A Man Had a Bag of Weed Removed From His Nose After 18 Years

A man who snuck a bag of cannabis into prison in his nose 18 years ago has finally had the dried-up weed removed from his nasal cavity, according to a new case report published in British Medical Journal Case Reports.

It is the “first reported case of a prison-acquired marijuana-based rhinolith,” also known as a nose stone, said a team led by Murray Smith, a physician at Westmead Hospital in Sydney, Australia.

“During a prison visit, the patient’s girlfriend supplied him with a small quantity of marijuana, inside a rubber balloon,” Smith and his colleagues note in the report, which is entitled “a nose out of joint.”

The patient, who is now 48, slipped the package into his right nostril, and was able to hide it from prison guards this way. But when he tried to retrieve it, he accidentally lodged the pot deeper into his nasal cavity and assumed that he had unknowingly swallowed it at some point.

As it turns out, the nose weed never quite made it to the man’s throat, and instead developed into a gray calcified lesion measuring 19 by 11 millimeters. Rhinoliths are uncommon, but have been known to form around blood clots or foreign objects that have entered the nasal cavity, such as beads, cotton, or plant matter.

The patient with the marijuana-based rhinolith said that he had a history of nasal obstruction and frequent sinus infections, but the source of those symptoms wasn’t noticed until he sought treatment for painful headaches. A CT scan of his brain revealed the “rubber capsule containing degenerate vegetable/plant matter,” as Smith’s team describe it, which doctors removed under general anaesthesia.

“At a three-month follow-up, the patient reported complete resolution of his sinonasal symptoms,” the authors said.
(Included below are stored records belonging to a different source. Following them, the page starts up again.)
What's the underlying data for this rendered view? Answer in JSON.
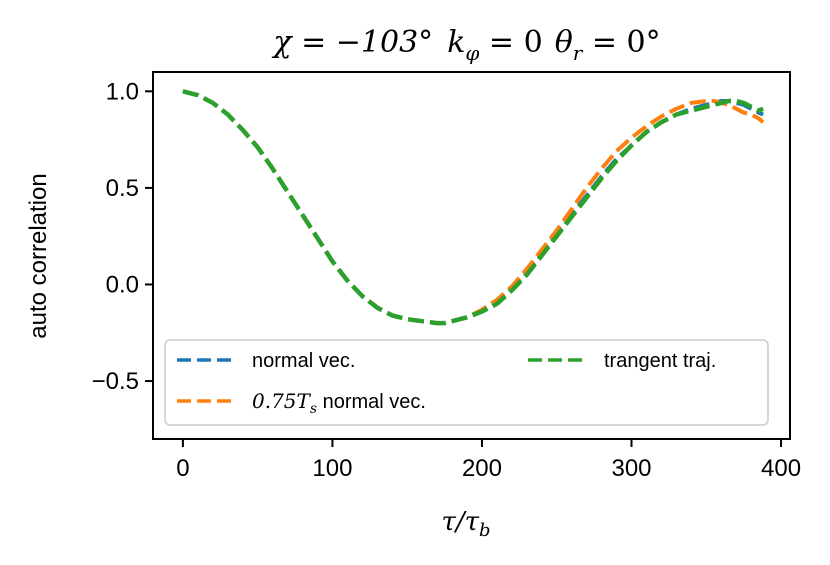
{
  "chart_data": {
    "type": "line",
    "title": "χ = −103° k_φ = 0 θ_r = 0°",
    "title_parts": {
      "chi": "χ = −103°",
      "k": "k",
      "k_sub": "φ",
      "k_val": " = 0",
      "theta": "θ",
      "theta_sub": "r",
      "theta_val": " = 0°"
    },
    "xlabel": "τ/τ",
    "xlabel_sub": "b",
    "ylabel": "auto correlation",
    "xlim": [
      -20,
      406
    ],
    "ylim": [
      -0.8,
      1.1
    ],
    "xticks": [
      0,
      100,
      200,
      300,
      400
    ],
    "xtick_labels": [
      "0",
      "100",
      "200",
      "300",
      "400"
    ],
    "yticks": [
      -0.5,
      0.0,
      0.5,
      1.0
    ],
    "ytick_labels": [
      "−0.5",
      "0.0",
      "0.5",
      "1.0"
    ],
    "grid": false,
    "legend_position": "lower-center",
    "series": [
      {
        "name": "normal vec.",
        "color": "#1f77b4",
        "style": "dashed",
        "x": [
          0,
          10,
          20,
          30,
          40,
          50,
          60,
          70,
          80,
          90,
          100,
          110,
          120,
          130,
          140,
          150,
          160,
          170,
          175,
          180,
          190,
          200,
          210,
          220,
          230,
          240,
          250,
          260,
          270,
          280,
          290,
          300,
          310,
          320,
          330,
          340,
          350,
          360,
          365,
          370,
          375,
          380,
          385,
          388
        ],
        "y": [
          1.0,
          0.98,
          0.94,
          0.88,
          0.8,
          0.71,
          0.6,
          0.48,
          0.36,
          0.24,
          0.12,
          0.02,
          -0.06,
          -0.12,
          -0.16,
          -0.18,
          -0.19,
          -0.2,
          -0.2,
          -0.19,
          -0.17,
          -0.14,
          -0.09,
          -0.02,
          0.06,
          0.16,
          0.26,
          0.36,
          0.46,
          0.56,
          0.65,
          0.72,
          0.79,
          0.84,
          0.88,
          0.91,
          0.93,
          0.95,
          0.95,
          0.94,
          0.93,
          0.91,
          0.89,
          0.88
        ]
      },
      {
        "name": "0.75T_s normal vec.",
        "name_parts": {
          "num": "0.75",
          "var": "T",
          "sub": "s",
          "rest": " normal vec."
        },
        "color": "#ff7f0e",
        "style": "dashed",
        "x": [
          0,
          10,
          20,
          30,
          40,
          50,
          60,
          70,
          80,
          90,
          100,
          110,
          120,
          130,
          140,
          150,
          160,
          170,
          175,
          180,
          190,
          200,
          210,
          220,
          230,
          240,
          250,
          260,
          270,
          280,
          290,
          300,
          310,
          320,
          330,
          340,
          350,
          355,
          360,
          365,
          370,
          375,
          380,
          385,
          388
        ],
        "y": [
          1.0,
          0.98,
          0.94,
          0.88,
          0.8,
          0.71,
          0.6,
          0.48,
          0.36,
          0.24,
          0.12,
          0.02,
          -0.06,
          -0.12,
          -0.16,
          -0.18,
          -0.19,
          -0.2,
          -0.2,
          -0.19,
          -0.17,
          -0.13,
          -0.08,
          -0.01,
          0.08,
          0.18,
          0.28,
          0.39,
          0.5,
          0.6,
          0.69,
          0.76,
          0.82,
          0.87,
          0.91,
          0.94,
          0.95,
          0.95,
          0.94,
          0.93,
          0.91,
          0.89,
          0.88,
          0.86,
          0.84
        ]
      },
      {
        "name": "trangent traj.",
        "color": "#2ca02c",
        "style": "dashed",
        "x": [
          0,
          10,
          20,
          30,
          40,
          50,
          60,
          70,
          80,
          90,
          100,
          110,
          120,
          130,
          140,
          150,
          160,
          170,
          175,
          180,
          190,
          200,
          210,
          220,
          230,
          240,
          250,
          260,
          270,
          280,
          290,
          300,
          310,
          320,
          330,
          340,
          350,
          360,
          365,
          370,
          375,
          380,
          385,
          388
        ],
        "y": [
          1.0,
          0.98,
          0.94,
          0.88,
          0.8,
          0.71,
          0.6,
          0.48,
          0.36,
          0.24,
          0.12,
          0.02,
          -0.06,
          -0.12,
          -0.16,
          -0.18,
          -0.19,
          -0.2,
          -0.2,
          -0.19,
          -0.17,
          -0.14,
          -0.1,
          -0.03,
          0.05,
          0.15,
          0.25,
          0.35,
          0.45,
          0.55,
          0.64,
          0.72,
          0.79,
          0.84,
          0.88,
          0.9,
          0.92,
          0.94,
          0.95,
          0.95,
          0.94,
          0.92,
          0.9,
          0.91
        ]
      }
    ]
  }
}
While this is the first instance of a marijuana-based rhinolith, a 2007 study reported that a 21-year-old man had a “hardened mixture of codeine and opium wrapped in a small sheet of nylon” removed from his nose.

Smith’s team notes that while smugglers generally swallow drug packages for later recovery, the new case “demonstrates a likely underreported pathology of a rhinolith” for the rare few who opt to carry substances in their nostrils.